Last weekend, though, I was drawn to the men’s doubles final at Wimbledon featuring Jonny Marray and Frederik Nielsen, the Anglo-Danish combo, against Robert Lindstedt, of Sweden, and Horia Tecau, the Romanian. And I found myself utterly entranced as the fairytale unfolded, with Marray and Nielsen winning 4-6, 6-4, 7-6, 6-7, 6-3.
Marray, the journeyman Brit, was the star, with Nielsen so restricted by a wrist injury that, towards the end, he could barely muster a backhand shot of any note. At times, he was little more than a helpless bystander. But Marray, in the ultimate example of teamwork, nursed him through. It was inspiring stuff.
I must admit, the constant high-fiving, low-fiving and knuckle-prods between partners after every point irritated me in the extreme. Especially when one of the players had made a blatant error. Why big-up your colleague when he has just made a cock-up? Again, though, I suppose it was teamwork, the all-for-one-and-one-for-all ethic above individual ecstacy or dismay.
Goodness knows were we to get this in football so regularly. Striker misses sitter, team-mates hug him. Defender misses tackle leading to goal, team-mates shower him with praise/encouragement. Of course, footballers are mostly so self-absorbed that this would not happen, anyway. Many an error is often greeted with poorly disguised disdain or disbelief.
I wasn’t enamoured during the doubles, either, by the whispered instructions of the players to each other before every serve.
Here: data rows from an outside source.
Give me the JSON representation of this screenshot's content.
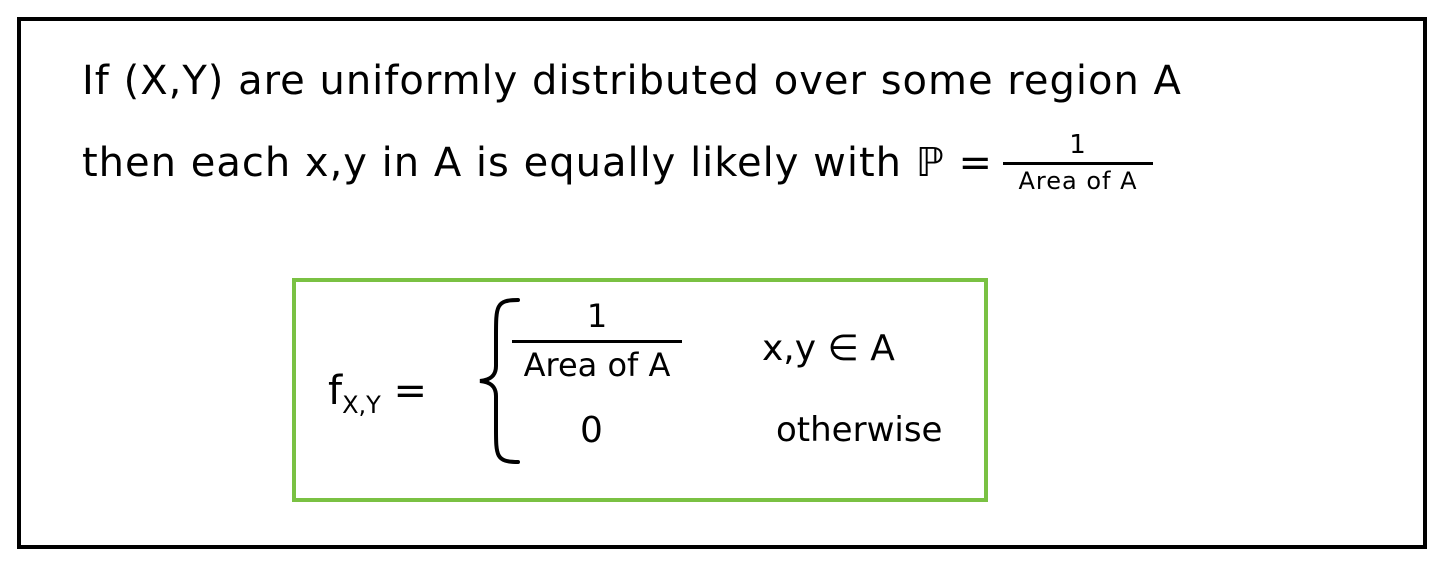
{
  "intro": {
    "line1": "If (X,Y) are uniformly distributed over some region A",
    "line2": "then each x,y in A is equally likely with ℙ =",
    "prob_numerator": "1",
    "prob_denominator": "Area of A"
  },
  "definition": {
    "function_name": "f",
    "function_subscript": "X,Y",
    "equals": "=",
    "case1_numerator": "1",
    "case1_denominator": "Area of A",
    "case1_condition": "x,y ∈ A",
    "case2_value": "0",
    "case2_condition": "otherwise"
  },
  "colors": {
    "frame": "#000000",
    "definition_box": "#7ac143"
  }
}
OK, tactics are vital, but before every point? It got so tiring and time-consuming that surely the umpire should have warned them for delaying the game. Which, of course, he did not.
Again, apply it to football – colleagues staging a mini-conference, to discuss strategy, prior to every free kick, goal kick, throw-in, corner or penalty. The game would swiftly degenerate into a stop-start farce, with the referee frequently having to intervene to tell the guys to get on with it.
Adopt tennis-style chit-chats at each restart and the time-wasting, already a monotonous ploy of teams hanging on near the end, would become even worse. And yet so few football set-pieces rarely go to plan, anyway – with or without an extensive pre-kick exchange of views.
No, football has little to learn from tennis. They are sports apart, poles apart. Apart from, perhaps, the entrenched team ethos of the doubles pairings and the enchanting rags-to-riches story of Marray, which reminds me of the many endearing comparisons thrown up when highly paid giants take on the semi-professional minnows in the FA Cup third round.
Consider the Marray tale: In 12 years as a pro, he had won £277,000 in prize-money. On Saturday, he won £130,000. It was his first match on Wimbledon’s Centre Court; he had only one playing shirt, which was cleaned every day. And he and Nielsen defeated four of the top nine seeds to clinch the title.
Thinking again, there is one huge lesson that football can learn from tennis – sportsmanship. In the third-set tie-break, Marray followed through on a winning volley but brushed the top of the net with his racket. No one saw it but he immediately acknowledged the “foul” and conceded the point. Such morality was rewarded when M&N went on to win the set.
Could you see this happening in football? “Sorry, ref, I handled it”, “No, it wasn’t a pen, I slipped”, “It was a foul, of course it was. I caught him”. Hell will freeze over first. Sadly, the divers, cheats and charlatans will continue to prosper in the relentless pursuit of three points or cup success.
Yes, I still hate tennis. But Saturday provided a fascinating glimpse into another sporting world. And, for most of the five sets, I thoroughly enjoyed it.